The Department of Health has 19 criteria for introducing new screening
programmes.2 At least 18 of these 19 criteria are not met for widespread,
wide spectrum drug urine analysis in schools. The remaining criterion is
that the condition is an important health problem.

Drug use in young people is indeed associated with many health risks,3 but
a single, positive urine test, for any illicit drug, is probably not
meaningful in a clinical sense. Each schoolchild's context of use (family
history, social and emotional development) is crucial to interpreting any
supposed "drug career." Use by a homeless pregnant teenage runaway from
local authority care with a history of deliberate self harm and high risk
sex work to pay for her drugs may be very different from a single
experimental use at home with adults during a family party.

Three failed criteria are especially pertinent to screening for school age
drug use:

There should be an agreed policy on the further diagnostic investigation of
people with a positive test result and on the choices available to them.

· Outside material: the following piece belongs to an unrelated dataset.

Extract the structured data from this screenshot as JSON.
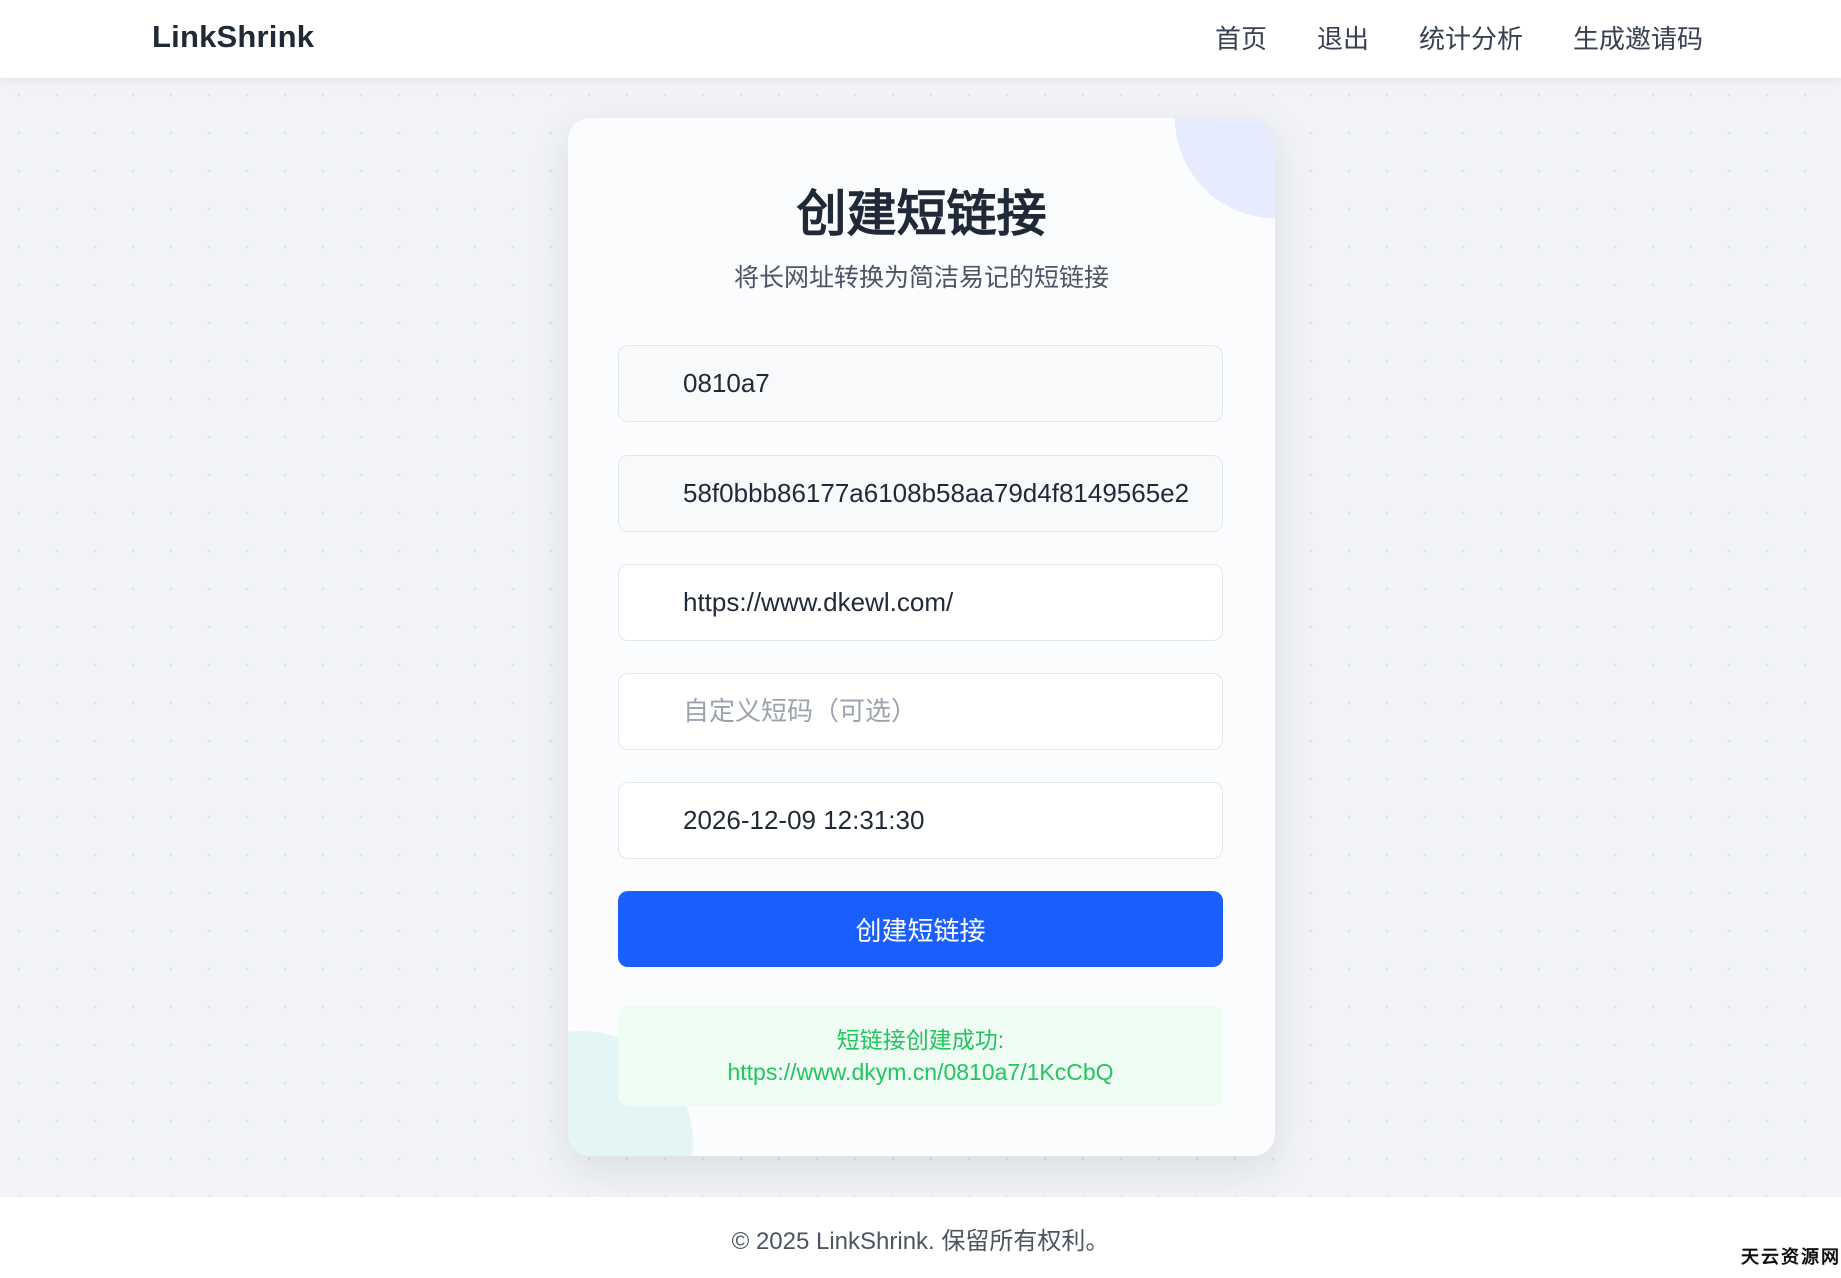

There should be an effective treatment or intervention for patients
identified through early detection.

Clinical management of the condition and patient outcomes should be
optimised by all healthcare providers before participation in a screening
programme.

In three years of experience of school health provision for alcohol and
drug problems and their related referral networks I do not know of one
school that could satisfy these criteria, especially the underpinning
policy of promoting informed choice for children and families.2

Woody Caan, professor of public health

Department of Public and Family Health, APU, Chelmsford, Essex CM1 1SQ
a.w.caan@apu.ac.uk

Competing interests: WC was chair of the School Health Research Group,
2001-3; he has been a member of the Society for the Study of Addiction
since 1988.

References

1. Blair T. Yes, I back random drug-testing in our schools. News of the
World 2004 Feb 22: 10-11.

2. Department of Health. Second Report of the UK National Screening
Committee. London: DoH, 2000.

3. Caan W. Adolescent drug use and health. Problems other than dependence.
In: Caan W, de Belleroche J, eds. Drink, drugs and dependence. From science
to clinical practice. London: Routledge, 2002: 145-70.